Le résultat est fidèle à ce que Perfect Dark aurait dû être il y a 10 ans : les images floues, handicapées par la faible résolution de la Nintendo 64, sont maintenant aussi nettes que le permettra votre téléviseur.
La maîtrise est requise
Malgré la mise à jour, Perfect Dark ne peut prétendre se mesurer graphiquement aux productions contemporaines. Ses forces sont ailleurs et rappellent qu’il y a autre chose dans la recette d’un bon jeu vidéo.
La campagne principale (qui peut être jouée en coopération) est divisée en une vingtaine de courtes missions, durant lesquelles Joanna Dark doit venir à bout d’une conspiration extraterrestre. Chacune des missions comporte son lot d’objectifs – on ne peut se contenter d’abattre tout ce qui bouge – et doit être réussie d’un trait : il n’y a pas de points de sauvegarde. Et votre barre de vie ne se régénère pas. Les assignations de l’agent Dark doivent donc être maîtrisées une à une. On est loin de Halo et Call of Duty…
Briller au combat
La campagne n’est malgré tout qu’un prétexte pour apprivoiser les différentes armes (voir encadré) et en découvrir les possibilités, ce qui permet de développer de multiples stratégies et prend tout son sens dans les matchs multijoueurs. C’est là que Perfect Dark brille encore. En plus de la multitude de paramètres à définir, le «simulateur de combat» permet d’introduire des «simulants» contrôlés par l’ordinateur, chacun avec leur personnalité : vengeur, pacifique, préférence pour les armes lourdes, kamikaze, etc.

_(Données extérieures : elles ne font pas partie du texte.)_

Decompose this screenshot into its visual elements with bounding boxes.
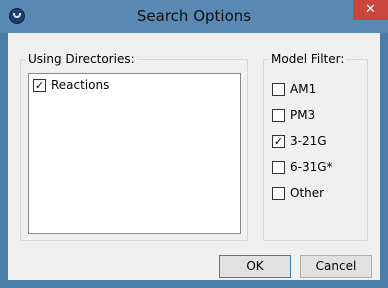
model-filter-group-label: Model Filter: bbox=[269, 51, 347, 67]
directories-group: Using Directories: ✓ Reactions bbox=[20, 51, 248, 241]
model-checkbox[interactable]: ✓ bbox=[272, 135, 285, 148]
dialog-body: Using Directories: ✓ Reactions Model Fil… bbox=[8, 33, 380, 280]
ok-button[interactable]: OK bbox=[219, 255, 291, 278]
directories-list[interactable]: ✓ Reactions bbox=[28, 73, 241, 234]
model-checkbox[interactable] bbox=[272, 161, 285, 174]
model-option-label: Other bbox=[290, 186, 325, 200]
directory-item-label: Reactions bbox=[51, 78, 110, 92]
directory-checkbox[interactable]: ✓ bbox=[33, 79, 46, 92]
model-checkbox[interactable] bbox=[272, 109, 285, 122]
model-option-label: AM1 bbox=[290, 82, 317, 96]
model-option-label: 3-21G bbox=[290, 134, 327, 148]
title-bar[interactable]: Search Options ✕ bbox=[0, 0, 388, 33]
model-checkbox[interactable] bbox=[272, 187, 285, 200]
window-title: Search Options bbox=[136, 7, 252, 25]
search-options-dialog: Search Options ✕ Using Directories: ✓ Re… bbox=[0, 0, 388, 288]
cancel-button[interactable]: Cancel bbox=[300, 255, 372, 278]
model-option-label: PM3 bbox=[290, 108, 316, 122]
directories-group-label: Using Directories: bbox=[26, 51, 137, 67]
model-filter-group: Model Filter: AM1 PM3 ✓ 3-21G 6-31G* Oth… bbox=[263, 51, 368, 241]
model-checkbox[interactable] bbox=[272, 83, 285, 96]
model-option-label: 6-31G* bbox=[290, 160, 333, 174]
close-button[interactable]: ✕ bbox=[353, 0, 388, 20]
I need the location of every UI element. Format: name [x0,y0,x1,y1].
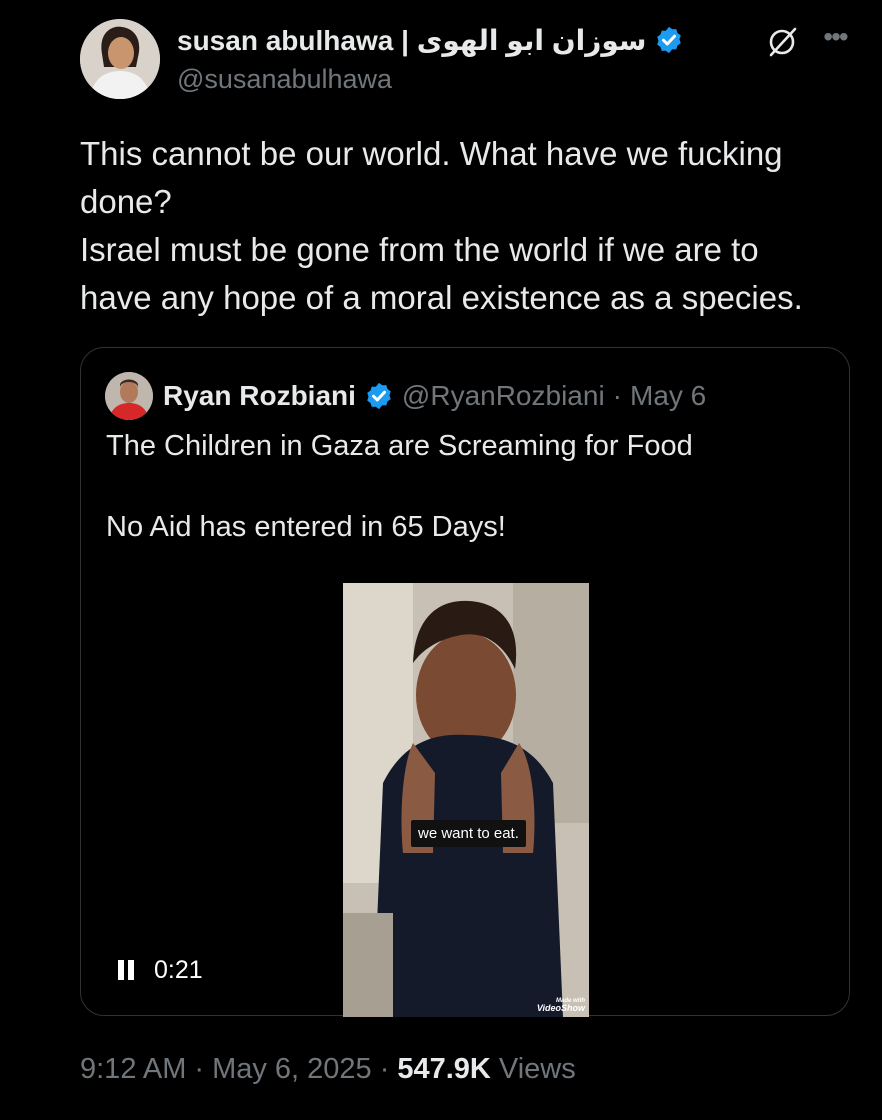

Très accessible, le simulateur de combat sera parfait pour les foires d’empoigne à quatre joueurs en écran partagé – comme dans le temps de Goldeneye. D’ailleurs, trois arènes classiques de ce jeu sont incluses. Jusqu’à huit joueurs pourront aussi participer en ligne. Tout ça pour l’équivalent de 12 $, ce qui est gênant pour plusieurs productions contemporaines coûteuses…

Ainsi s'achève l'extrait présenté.